Which is why, this weekend, Joffray plans to attend all three days of the race. He will pay attention to what works and what doesn’t, which could indirectly determine whether his wife moves next year. To him, the Grand Prix isn’t a major sporting event. It’s a stress test for Feb. 11.
“I’m very glad they’re going first,” Joffray says. “We’ll be talking to groups and saying: ‘Are you dying for F1 to come back here? If not, what were your pain points? What can we learn?’
“Then we’ve got three months.”
MOST EVERYONE HERE IS from someplace else, and when Hill left Ohio in 1987 and started driving west, he was lured by the same thing as everyone. The dream was more nebulous then.
“Do you want the job or not?” he remembers the people running the Mirage project asking. “I didn’t even know if it was real.”
He said yes, fitting in immediately, and Hill and a few others got to work at a hastily assembled mixing facility a few weeks later. Concrete is a chemical bond, and Hill says the formula is as easy to mess up as it is to get right. Add too much water, and over time it will weaken. Add too little, and it will be too dense. Mix it too long or add too much gravel or not enough or don’t account for changing wet or dry cycles or …
“We probably had 600 different mixes,” he says, “and we’d have to create a new one for that specific type of application. You put the wrong kind of load on it, it’ll fail.”
The same may be true for a city that, just since the Mirage’s volcano started erupting in 1989, has proved both stronger and more brittle than once thought. As Vegas begins its newest phase, how will sports factor into the formula? In the early 1990s, the city tried going family-friendly; the MGM Grand constructed a $100 million amusement park and still glows emerald and yellow because its original theme was the Wizard of Oz. That idea bombed.

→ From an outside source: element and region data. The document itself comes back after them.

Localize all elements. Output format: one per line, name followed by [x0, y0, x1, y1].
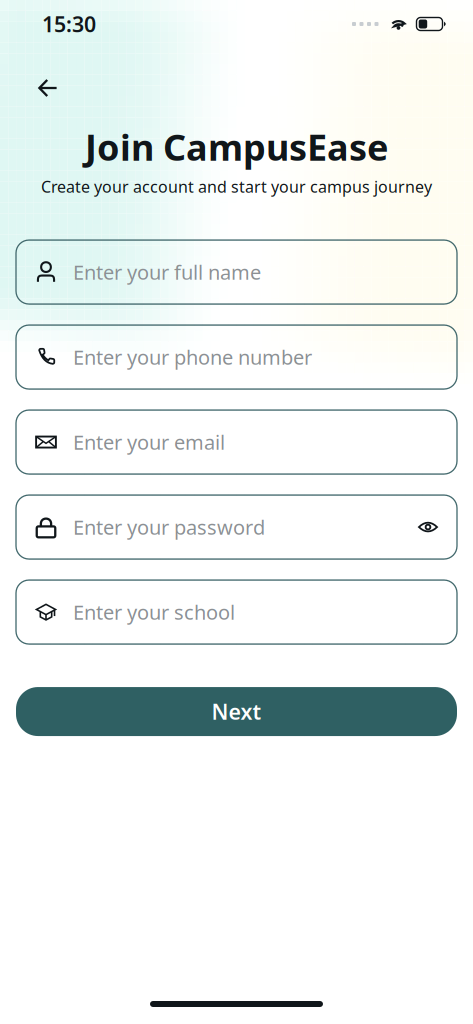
button[interactable]: Back: [26, 66, 70, 110]
staticText: Enter your school: [73, 599, 235, 625]
staticText: Create your account and start your campu…: [41, 176, 432, 197]
button[interactable]: Enter your password: [16, 495, 457, 559]
staticText: Enter your full name: [73, 259, 261, 285]
button[interactable]: Enter your email: [16, 410, 457, 474]
button[interactable]: Next: [16, 687, 457, 736]
staticText: Enter your phone number: [73, 344, 312, 370]
staticText: 15:30: [42, 10, 96, 38]
staticText: Enter your password: [73, 514, 265, 540]
button[interactable]: Enter your school: [16, 580, 457, 644]
button[interactable]: Enter your phone number: [16, 325, 457, 389]
staticText: Enter your email: [73, 429, 225, 455]
staticText: Join CampusEase: [85, 123, 388, 171]
button[interactable]: Enter your full name: [16, 240, 457, 304]
staticText: Next: [212, 697, 262, 726]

Considering the activities that built the city, that made it unique and fun and weird, is the pivot to sports too much of a departure? In Vegas, is there even such a thing as too much?
“You pop up an event the week before Thanksgiving. Are the people going to come?” Caesars executive McBurney says. “They’re coming,” he concludes, even if ticket sales have reportedly been sluggish, and he credits Vegas’s trademark ability to adapt. “Think about how long this would take any other town. The speed at which we were able to bring a Formula One race to Las Vegas and execute it at the highest level, it’s not easy. This is a town that’s really good at figuring these things out.”
Then again, nobody ever makes a big bet thinking it will lose.
On this steamy August afternoon, the sun dips toward the Spring Mountains as workers cut concrete pavers and tuck wires into the paddock’s ceiling. This is what reinvention looks and sounds like, and it seems never-ending here. In a few months, Hill’s first project, the Mirage, will close. Hard Rock bought it for more than $1 billion, and the iconic volcano will be torn down, replaced by a massive guitar-shaped tower.
The workers park their excavators and dump trucks and climb down from scaffolding. This isn’t exactly a place known for restful nights, so a new crew will be back hours from now.
“You just keep going,” Hill says. “We’ll pull it off. We know how to do this stuff.”